12-Sept, 2016 . Lab #3: Non-Constant acceleration problem

Lab #3: Non-Constant acceleration problem

Dahlia - Ariel - Carlos

12-Sept-2016

The purpose of the lab#3 is to help students know how to use excel to calculate the distance of  an object can go (in a problem in which the acceleration of the object moving is non-constant and decreased over time.) or in other words, this lab will help students know how to calculate integration for kinematics by using excel.

The Problem:
A 5000-kg elephant on friction-less roller skates is going 25 m/s when its gets to the bottom of a hill and arrives on level ground. At that point a rocket mounted on the elephant's back generates a constant 8000 N thrust opposite the elephant's direction of motion. The mass of the rocket changes with time (due to burning the fuel at a rate of 20 kg/s) so that the 

m(t) = 1500 kg - 20 kg/s*t

Find how far the elephant goes before coming to rest. 

Analysis:

From the question, I knew that F(net) = 8000 N

                                                  total mass = 5000 + 1500 = 6500 kg

So, from the Newton's law, F(net) = m*a(t)

                                                   a(t)=F(net)/m

                                                         = -8000/(6500-20t)

                                                         = -400/(325-t)

 Now, to find velocity, I need to integrate a(t) with the bounded from 0 to t.

after I had velocity, to find the distance, I need to integrate v(t) with the bounded from 0 to t.

And the result of the integration was:

x(t) =[25-400ln(325)]t + 400[(t-325)ln(325-t)-t+325ln(325)]

To find how far the elephant goes before coming to rest, I needed to find the time at which the velocity of the elephant was zero.

From ∆v = 400ln(325-t)-400ln(325)=-25

=>t=19.69s

Plug this time to the expression for x(t), I had x = 248.7m

Thus, I open a sheet of excel and use this to find the time when the velocity become zero.

From this table, 

1. Column A: Time begins at 0, so start by setting time increased by 1 seconds (= A8+$B$5)

2. Column B: Since acceleration is not constant, so B8 (= -400/(325-A8))

3. Column C: a_avg = (a1+a2)/2 ----------------------C9 (=(B8+B9)/2)

4. Column D: ∆v = a_avg*t --------------------------- D9 (= C9*$B$5)

5. Column E: v = vf + vo. ------------------------------E9 (=E8+D9)

6. Column F: v_avg = (vf + vo)/2 ---------------------F9 (=(E8+E9)/2)

7. Column G: ∆x = v_avg*t ----------------------------G9  (=F9*$B$5)

8. Column H: xf = xo + ∆x -----------------------------H9 (=H8+G9)

Then, I filled down all of these columns until I saw the value of velocity was zero.

and I got velocity became zero when t =19s - 20s, and ∆x = 248 m

To make the result became more accuracy, I changed the change of time become 0.1s

Now, I got the better value.

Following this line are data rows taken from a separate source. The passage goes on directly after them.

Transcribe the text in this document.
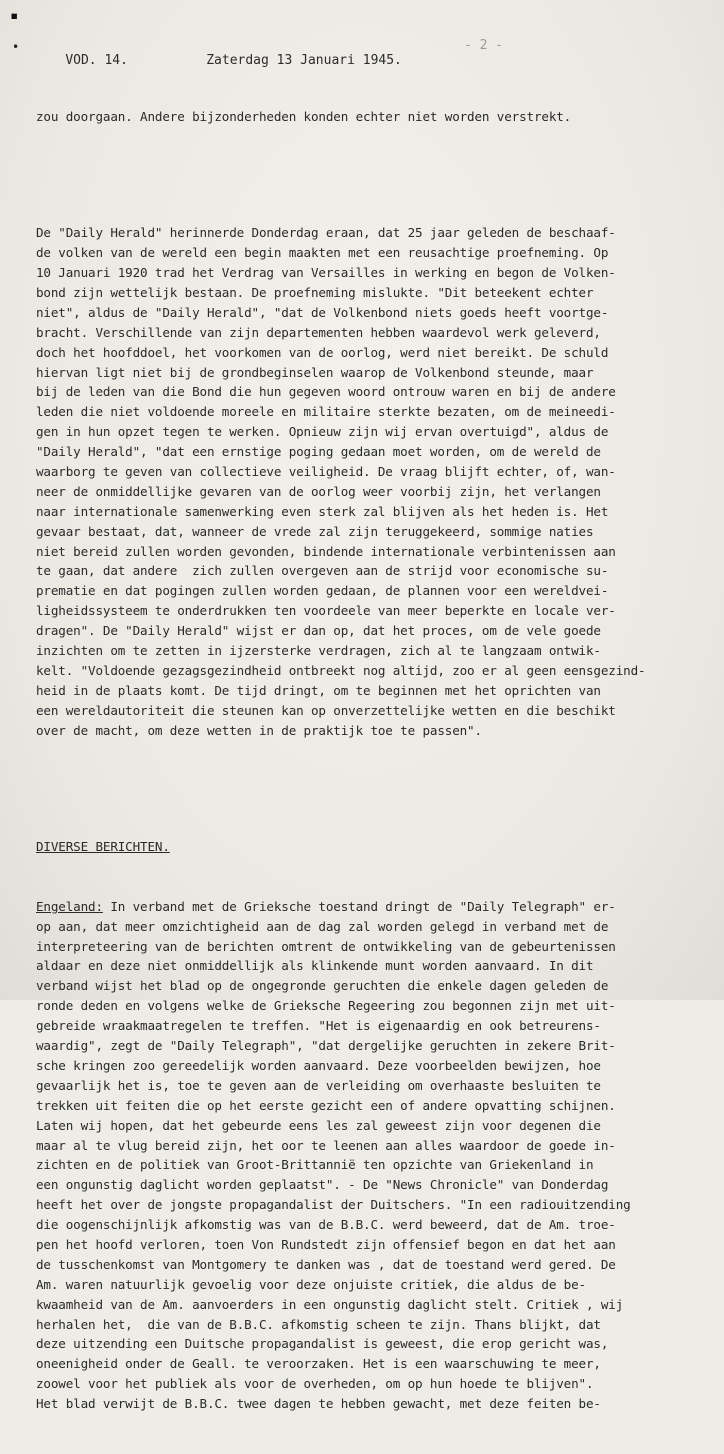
▪
•

VOD. 14.	Zaterdag 13 Januari 1945.

- 2 -

zou doorgaan. Andere bijzonderheden konden echter niet worden verstrekt.

De "Daily Herald" herinnerde Donderdag eraan, dat 25 jaar geleden de beschaaf-
de volken van de wereld een begin maakten met een reusachtige proefneming. Op
10 Januari 1920 trad het Verdrag van Versailles in werking en begon de Volken-
bond zijn wettelijk bestaan. De proefneming mislukte. "Dit beteekent echter
niet", aldus de "Daily Herald", "dat de Volkenbond niets goeds heeft voortge-
bracht. Verschillende van zijn departementen hebben waardevol werk geleverd,
doch het hoofddoel, het voorkomen van de oorlog, werd niet bereikt. De schuld
hiervan ligt niet bij de grondbeginselen waarop de Volkenbond steunde, maar
bij de leden van die Bond die hun gegeven woord ontrouw waren en bij de andere
leden die niet voldoende moreele en militaire sterkte bezaten, om de meineedi-
gen in hun opzet tegen te werken. Opnieuw zijn wij ervan overtuigd", aldus de
"Daily Herald", "dat een ernstige poging gedaan moet worden, om de wereld de
waarborg te geven van collectieve veiligheid. De vraag blijft echter, of, wan-
neer de onmiddellijke gevaren van de oorlog weer voorbij zijn, het verlangen
naar internationale samenwerking even sterk zal blijven als het heden is. Het
gevaar bestaat, dat, wanneer de vrede zal zijn teruggekeerd, sommige naties
niet bereid zullen worden gevonden, bindende internationale verbintenissen aan
te gaan, dat andere  zich zullen overgeven aan de strijd voor economische su-
prematie en dat pogingen zullen worden gedaan, de plannen voor een wereldvei-
ligheidssysteem te onderdrukken ten voordeele van meer beperkte en locale ver-
dragen". De "Daily Herald" wijst er dan op, dat het proces, om de vele goede
inzichten om te zetten in ijzersterke verdragen, zich al te langzaam ontwik-
kelt. "Voldoende gezagsgezindheid ontbreekt nog altijd, zoo er al geen eensgezind-
heid in de plaats komt. De tijd dringt, om te beginnen met het oprichten van
een wereldautoriteit die steunen kan op onverzettelijke wetten en die beschikt
over de macht, om deze wetten in de praktijk toe te passen".

DIVERSE BERICHTEN.

Engeland: In verband met de Grieksche toestand dringt de "Daily Telegraph" er-
op aan, dat meer omzichtigheid aan de dag zal worden gelegd in verband met de
interpreteering van de berichten omtrent de ontwikkeling van de gebeurtenissen
aldaar en deze niet onmiddellijk als klinkende munt worden aanvaard. In dit
verband wijst het blad op de ongegronde geruchten die enkele dagen geleden de
ronde deden en volgens welke de Grieksche Regeering zou begonnen zijn met uit-
gebreide wraakmaatregelen te treffen. "Het is eigenaardig en ook betreurens-
waardig", zegt de "Daily Telegraph", "dat dergelijke geruchten in zekere Brit-
sche kringen zoo gereedelijk worden aanvaard. Deze voorbeelden bewijzen, hoe
gevaarlijk het is, toe te geven aan de verleiding om overhaaste besluiten te
trekken uit feiten die op het eerste gezicht een of andere opvatting schijnen.
Laten wij hopen, dat het gebeurde eens les zal geweest zijn voor degenen die
maar al te vlug bereid zijn, het oor te leenen aan alles waardoor de goede in-
zichten en de politiek van Groot-Brittannië ten opzichte van Griekenland in
een ongunstig daglicht worden geplaatst". - De "News Chronicle" van Donderdag
heeft het over de jongste propagandalist der Duitschers. "In een radiouitzending
die oogenschijnlijk afkomstig was van de B.B.C. werd beweerd, dat de Am. troe-
pen het hoofd verloren, toen Von Rundstedt zijn offensief begon en dat het aan
de tusschenkomst van Montgomery te danken was , dat de toestand werd gered. De
Am. waren natuurlijk gevoelig voor deze onjuiste critiek, die aldus de be-
kwaamheid van de Am. aanvoerders in een ongunstig daglicht stelt. Critiek , wij
herhalen het,  die van de B.B.C. afkomstig scheen te zijn. Thans blijkt, dat
deze uitzending een Duitsche propagandalist is geweest, die erop gericht was,
oneenigheid onder de Geall. te veroorzaken. Het is een waarschuwing te meer,
zoowel voor het publiek als voor de overheden, om op hun hoede te blijven".
Het blad verwijt de B.B.C. twee dagen te hebben gewacht, met deze feiten be-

Velocity became zero when t =19.6s, and ∆x = 248.69 m

Conclusion:

1. the result I got from doing the problem analytically and doing it numerically was the same. Velocity became zero when t =19.69 s, and ∆x = 248.7 m

2. From the problem, when I use t=1s, the result would not accuracy than 0.1s. From the above table, I could see the distance did not change so much in 19.6, 19.7, and 19.8s, that mean the time 0.1s was small enough.